Names catch and hold-Caney Springs, Yell,
Belfast, Delina, Anes. Chanted by some side road
farmer they offer keys, a half-forgotten cult,
hidden among hills, circled round with walls
of limestone, forgotten tribute for some
squat deity of brush in a hillside devil’s den.
Church names sound the same, Bible mixing
old country~county names,
Head Springs, Bethberei, Gill’s Chapel-
once white churches forgotten down some lane,
destroyed with graves overgrown, yet
magic names still, deep in my county memory,
charmed as ghost-lights at Chapel Hill.
There was a time one year, late November,
a child among children with identities time lost,
I gathered hickory nuts, ankle-deep in gold
brown leaves behind an old road church
its frame silent one gray-cold Saturday.
In those woods there were thick, stiff grapevines,
bare and brown like webs in the trees
in the woods where we would not go.
And probably there were snakes, left from summer,
cold and still from the fall, hidden in rock slits,
waiting for children’s feet to step close.
And surely where were spirits, hanging like clouds
ceiling the day low and watching
our small-gloved hands
gathering nuts as we stayed anxiously back,
away from those woods There surely were spirits,
circling the church with the memory dark name.
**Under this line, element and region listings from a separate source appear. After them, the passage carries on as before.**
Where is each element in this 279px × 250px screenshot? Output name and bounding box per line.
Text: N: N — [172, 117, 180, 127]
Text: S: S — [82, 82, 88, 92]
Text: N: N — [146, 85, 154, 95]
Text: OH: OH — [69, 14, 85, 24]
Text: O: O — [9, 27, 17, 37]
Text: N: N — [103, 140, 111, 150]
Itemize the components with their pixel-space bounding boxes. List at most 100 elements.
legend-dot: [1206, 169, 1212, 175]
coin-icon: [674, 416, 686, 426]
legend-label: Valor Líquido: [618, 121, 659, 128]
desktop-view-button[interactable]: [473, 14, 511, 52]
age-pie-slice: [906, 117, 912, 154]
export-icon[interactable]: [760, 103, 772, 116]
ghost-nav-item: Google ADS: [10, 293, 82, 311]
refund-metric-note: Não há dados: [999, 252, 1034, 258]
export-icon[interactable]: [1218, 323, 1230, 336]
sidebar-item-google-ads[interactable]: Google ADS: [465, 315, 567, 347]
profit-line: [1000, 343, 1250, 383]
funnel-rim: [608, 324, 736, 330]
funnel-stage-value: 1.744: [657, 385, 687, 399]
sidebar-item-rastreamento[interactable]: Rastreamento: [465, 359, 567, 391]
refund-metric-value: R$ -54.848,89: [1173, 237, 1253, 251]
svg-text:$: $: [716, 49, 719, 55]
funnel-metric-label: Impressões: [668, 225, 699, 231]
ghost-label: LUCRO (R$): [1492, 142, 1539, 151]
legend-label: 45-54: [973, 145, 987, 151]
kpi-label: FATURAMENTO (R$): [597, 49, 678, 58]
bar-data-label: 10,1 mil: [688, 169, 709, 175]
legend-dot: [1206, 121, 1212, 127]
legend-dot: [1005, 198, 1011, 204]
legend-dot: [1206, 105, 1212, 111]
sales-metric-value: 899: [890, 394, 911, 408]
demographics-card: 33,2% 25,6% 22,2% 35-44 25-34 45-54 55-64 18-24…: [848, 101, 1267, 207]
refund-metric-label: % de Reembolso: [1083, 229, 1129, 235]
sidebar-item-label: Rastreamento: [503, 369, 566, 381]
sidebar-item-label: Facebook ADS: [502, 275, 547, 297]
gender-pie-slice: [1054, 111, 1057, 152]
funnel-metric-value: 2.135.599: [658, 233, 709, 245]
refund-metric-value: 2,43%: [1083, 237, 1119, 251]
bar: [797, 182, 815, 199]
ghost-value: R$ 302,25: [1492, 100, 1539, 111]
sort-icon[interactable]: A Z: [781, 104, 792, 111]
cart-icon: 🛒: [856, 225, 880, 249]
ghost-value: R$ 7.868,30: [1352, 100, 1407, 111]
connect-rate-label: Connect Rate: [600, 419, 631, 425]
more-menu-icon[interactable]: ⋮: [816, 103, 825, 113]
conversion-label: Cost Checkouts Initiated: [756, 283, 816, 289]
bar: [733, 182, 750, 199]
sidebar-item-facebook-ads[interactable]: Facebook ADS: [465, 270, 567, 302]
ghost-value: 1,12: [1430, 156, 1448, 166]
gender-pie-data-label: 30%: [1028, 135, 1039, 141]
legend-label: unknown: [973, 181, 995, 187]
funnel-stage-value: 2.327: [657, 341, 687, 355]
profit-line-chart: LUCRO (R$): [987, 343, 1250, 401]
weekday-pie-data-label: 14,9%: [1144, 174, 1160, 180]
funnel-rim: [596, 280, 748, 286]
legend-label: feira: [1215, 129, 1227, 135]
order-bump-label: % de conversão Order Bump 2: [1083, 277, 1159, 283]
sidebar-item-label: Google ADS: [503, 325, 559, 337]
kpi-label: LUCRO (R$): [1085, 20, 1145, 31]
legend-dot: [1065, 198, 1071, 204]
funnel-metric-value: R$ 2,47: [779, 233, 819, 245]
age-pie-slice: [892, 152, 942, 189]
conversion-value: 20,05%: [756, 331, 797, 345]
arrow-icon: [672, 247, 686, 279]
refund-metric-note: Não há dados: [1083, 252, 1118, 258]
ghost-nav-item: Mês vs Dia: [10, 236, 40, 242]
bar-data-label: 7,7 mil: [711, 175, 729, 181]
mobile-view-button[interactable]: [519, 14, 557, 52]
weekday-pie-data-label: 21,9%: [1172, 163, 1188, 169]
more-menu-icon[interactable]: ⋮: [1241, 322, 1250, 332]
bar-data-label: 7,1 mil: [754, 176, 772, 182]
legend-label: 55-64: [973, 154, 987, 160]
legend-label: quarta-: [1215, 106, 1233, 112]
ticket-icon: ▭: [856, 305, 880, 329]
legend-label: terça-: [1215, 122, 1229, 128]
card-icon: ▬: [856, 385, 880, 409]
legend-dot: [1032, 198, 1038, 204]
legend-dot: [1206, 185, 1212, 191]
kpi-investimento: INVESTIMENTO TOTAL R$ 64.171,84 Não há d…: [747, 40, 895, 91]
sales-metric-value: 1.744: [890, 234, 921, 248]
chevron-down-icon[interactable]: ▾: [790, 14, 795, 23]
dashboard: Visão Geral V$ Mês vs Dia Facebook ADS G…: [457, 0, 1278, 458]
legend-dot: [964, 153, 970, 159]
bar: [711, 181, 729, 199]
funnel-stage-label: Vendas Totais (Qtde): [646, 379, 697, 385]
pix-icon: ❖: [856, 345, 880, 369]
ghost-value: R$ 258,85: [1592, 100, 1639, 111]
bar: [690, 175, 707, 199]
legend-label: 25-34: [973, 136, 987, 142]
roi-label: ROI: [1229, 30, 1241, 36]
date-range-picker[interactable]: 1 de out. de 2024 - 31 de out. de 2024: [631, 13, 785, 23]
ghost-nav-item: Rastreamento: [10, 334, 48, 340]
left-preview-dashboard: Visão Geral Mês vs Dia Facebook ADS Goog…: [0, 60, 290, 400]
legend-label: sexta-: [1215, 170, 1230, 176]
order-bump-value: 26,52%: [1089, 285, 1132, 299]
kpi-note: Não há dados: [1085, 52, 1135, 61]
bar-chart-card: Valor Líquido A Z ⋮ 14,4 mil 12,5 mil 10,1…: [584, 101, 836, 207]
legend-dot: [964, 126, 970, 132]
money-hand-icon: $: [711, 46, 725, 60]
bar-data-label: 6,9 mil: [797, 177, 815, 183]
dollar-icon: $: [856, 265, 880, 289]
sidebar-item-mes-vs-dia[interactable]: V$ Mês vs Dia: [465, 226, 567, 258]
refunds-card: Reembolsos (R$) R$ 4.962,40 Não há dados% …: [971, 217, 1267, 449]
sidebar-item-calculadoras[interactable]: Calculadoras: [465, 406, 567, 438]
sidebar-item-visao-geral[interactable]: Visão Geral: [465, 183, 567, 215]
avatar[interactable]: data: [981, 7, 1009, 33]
Names a shorthand now, odd hieroglyphs
call up visions-Holt’s Corner, railroad tracks-
Farmington, ghosts from the gray blood-
Possum Trot, Christmas sparklers in a century farmhouse,
chanted slow the names could conjure vagrant souls,
devils or angels I will not guess which,
Perhaps only rough-handed farm people, wraiths
in duckhead overalls and gingham check.
Stamped as newsprint, the names echo magic for me,
miles from country churches now,
long years from the fall
of hickory nuts, wrist thick grapevines,
and low look of watchful clouds
that can haunt a child farther
and longer than any whisper from a rebel dead.